The bank said the risks to its forecast skew to the downside, given possible early interest rate hikes by the U.S. Federal Reserve if data were to come in hot over the balance of the summer.
As recently as June 9, JPMorgan had said it expected gold prices to rise to $6,000 by year end.
On Friday, spot gold was up 1.3% at $4,174.21 per ounce at 1241 GMT, after hitting its highest since June 23. Bullion was up over 2% for the week so far.
High interest rates would weigh on non-yielding bullion as investors turn to assets that offer better returns. [GOL/]

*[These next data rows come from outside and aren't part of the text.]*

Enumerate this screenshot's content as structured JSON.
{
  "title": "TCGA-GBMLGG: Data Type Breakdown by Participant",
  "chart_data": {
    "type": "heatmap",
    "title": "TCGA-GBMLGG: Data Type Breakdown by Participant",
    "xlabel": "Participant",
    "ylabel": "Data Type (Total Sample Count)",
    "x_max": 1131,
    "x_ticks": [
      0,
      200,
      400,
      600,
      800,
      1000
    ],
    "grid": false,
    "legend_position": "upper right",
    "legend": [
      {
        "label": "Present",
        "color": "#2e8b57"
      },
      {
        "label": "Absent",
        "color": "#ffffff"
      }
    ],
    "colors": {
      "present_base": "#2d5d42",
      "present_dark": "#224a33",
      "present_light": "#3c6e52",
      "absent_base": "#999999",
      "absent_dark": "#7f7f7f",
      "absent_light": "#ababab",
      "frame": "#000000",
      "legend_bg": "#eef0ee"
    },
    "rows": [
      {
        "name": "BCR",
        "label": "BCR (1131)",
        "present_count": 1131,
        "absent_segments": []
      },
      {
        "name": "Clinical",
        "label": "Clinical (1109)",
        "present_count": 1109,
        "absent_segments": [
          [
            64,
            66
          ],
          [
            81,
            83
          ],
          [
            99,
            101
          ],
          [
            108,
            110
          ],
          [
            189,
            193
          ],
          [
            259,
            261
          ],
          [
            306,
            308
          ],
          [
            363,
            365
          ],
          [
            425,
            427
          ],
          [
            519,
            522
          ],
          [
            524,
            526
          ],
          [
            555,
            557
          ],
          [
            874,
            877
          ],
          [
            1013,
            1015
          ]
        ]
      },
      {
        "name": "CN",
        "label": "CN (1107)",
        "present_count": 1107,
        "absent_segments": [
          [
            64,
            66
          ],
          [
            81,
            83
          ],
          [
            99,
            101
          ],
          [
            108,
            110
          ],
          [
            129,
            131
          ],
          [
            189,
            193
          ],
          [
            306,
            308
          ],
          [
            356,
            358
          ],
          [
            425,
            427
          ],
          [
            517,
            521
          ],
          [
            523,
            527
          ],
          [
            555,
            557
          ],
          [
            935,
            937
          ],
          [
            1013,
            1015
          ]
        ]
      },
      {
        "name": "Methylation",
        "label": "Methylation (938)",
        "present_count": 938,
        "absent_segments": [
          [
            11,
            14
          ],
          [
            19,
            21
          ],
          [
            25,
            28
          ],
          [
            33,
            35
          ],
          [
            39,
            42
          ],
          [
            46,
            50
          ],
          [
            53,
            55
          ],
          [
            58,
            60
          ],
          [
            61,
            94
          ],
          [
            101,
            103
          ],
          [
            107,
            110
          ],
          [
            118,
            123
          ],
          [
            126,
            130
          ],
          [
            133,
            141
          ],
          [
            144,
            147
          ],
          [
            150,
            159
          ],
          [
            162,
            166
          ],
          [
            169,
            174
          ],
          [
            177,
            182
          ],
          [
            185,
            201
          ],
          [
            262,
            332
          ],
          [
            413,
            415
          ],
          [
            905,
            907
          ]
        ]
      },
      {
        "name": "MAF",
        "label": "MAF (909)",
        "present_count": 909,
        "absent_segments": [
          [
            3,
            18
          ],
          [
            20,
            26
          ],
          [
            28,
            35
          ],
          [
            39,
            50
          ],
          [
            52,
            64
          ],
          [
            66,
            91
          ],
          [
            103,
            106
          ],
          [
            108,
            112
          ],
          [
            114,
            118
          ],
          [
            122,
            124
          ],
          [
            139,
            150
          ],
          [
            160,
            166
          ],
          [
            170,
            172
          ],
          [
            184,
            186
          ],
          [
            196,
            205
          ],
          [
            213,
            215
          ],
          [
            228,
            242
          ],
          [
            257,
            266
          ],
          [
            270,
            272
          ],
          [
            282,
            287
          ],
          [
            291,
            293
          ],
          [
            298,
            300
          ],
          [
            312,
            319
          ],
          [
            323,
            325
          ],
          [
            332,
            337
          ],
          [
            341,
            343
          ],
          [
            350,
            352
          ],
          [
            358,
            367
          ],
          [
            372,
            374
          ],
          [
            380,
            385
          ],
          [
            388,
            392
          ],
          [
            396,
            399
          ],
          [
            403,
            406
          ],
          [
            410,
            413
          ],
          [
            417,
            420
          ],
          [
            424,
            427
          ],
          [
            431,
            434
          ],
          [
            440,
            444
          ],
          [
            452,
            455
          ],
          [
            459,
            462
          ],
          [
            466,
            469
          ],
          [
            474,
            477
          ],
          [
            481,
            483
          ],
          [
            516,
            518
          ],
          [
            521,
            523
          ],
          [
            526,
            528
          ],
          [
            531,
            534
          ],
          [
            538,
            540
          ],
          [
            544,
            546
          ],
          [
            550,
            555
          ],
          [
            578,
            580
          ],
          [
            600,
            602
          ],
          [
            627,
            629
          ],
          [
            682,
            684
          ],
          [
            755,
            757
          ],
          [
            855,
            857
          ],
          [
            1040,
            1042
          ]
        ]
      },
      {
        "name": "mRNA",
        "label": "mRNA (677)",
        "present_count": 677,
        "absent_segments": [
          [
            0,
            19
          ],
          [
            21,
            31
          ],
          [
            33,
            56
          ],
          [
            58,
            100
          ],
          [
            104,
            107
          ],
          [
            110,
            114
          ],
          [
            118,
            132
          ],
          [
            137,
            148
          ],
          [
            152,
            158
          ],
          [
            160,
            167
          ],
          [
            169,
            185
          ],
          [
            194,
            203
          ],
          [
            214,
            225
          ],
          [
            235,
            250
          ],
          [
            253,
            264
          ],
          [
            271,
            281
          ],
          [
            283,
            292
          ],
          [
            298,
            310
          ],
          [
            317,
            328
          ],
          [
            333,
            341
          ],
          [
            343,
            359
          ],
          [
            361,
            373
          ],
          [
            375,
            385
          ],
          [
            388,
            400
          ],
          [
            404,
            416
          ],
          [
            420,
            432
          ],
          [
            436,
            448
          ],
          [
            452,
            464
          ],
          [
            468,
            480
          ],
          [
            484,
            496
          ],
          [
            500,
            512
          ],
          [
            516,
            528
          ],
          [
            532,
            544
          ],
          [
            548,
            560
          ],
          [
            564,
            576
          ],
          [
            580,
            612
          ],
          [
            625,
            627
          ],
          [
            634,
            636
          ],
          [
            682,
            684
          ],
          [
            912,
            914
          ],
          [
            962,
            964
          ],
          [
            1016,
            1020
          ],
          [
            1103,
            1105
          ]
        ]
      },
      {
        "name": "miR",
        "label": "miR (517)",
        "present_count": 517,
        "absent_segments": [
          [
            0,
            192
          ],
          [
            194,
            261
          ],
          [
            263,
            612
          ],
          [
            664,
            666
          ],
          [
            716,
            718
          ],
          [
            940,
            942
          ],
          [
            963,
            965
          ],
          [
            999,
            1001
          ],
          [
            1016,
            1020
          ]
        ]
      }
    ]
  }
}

The bank retained a long-term bullish view, saying gold could extend gains in 2027 as central bank purchases and physical demand strengthen amid enduring structural drivers of accumulation.
It also forecast silver prices to average $60 to $65 per ounce over its outlook horizon as the market moves away from last year’s tight physical conditions and the gold-to-silver ratio normalizes.
Platinum prices are expected to average about $1,800 per ounce by the end of 2026 and rise to around $1,950 per ounce by the end of 2027, supported by supply-side fundamentals in South Africa.
The bank forecasts palladium prices at $1,350 per ounce by end-2026, and expects it to average around $1,300 in 2027, in line with broader weakness across the precious metals complex.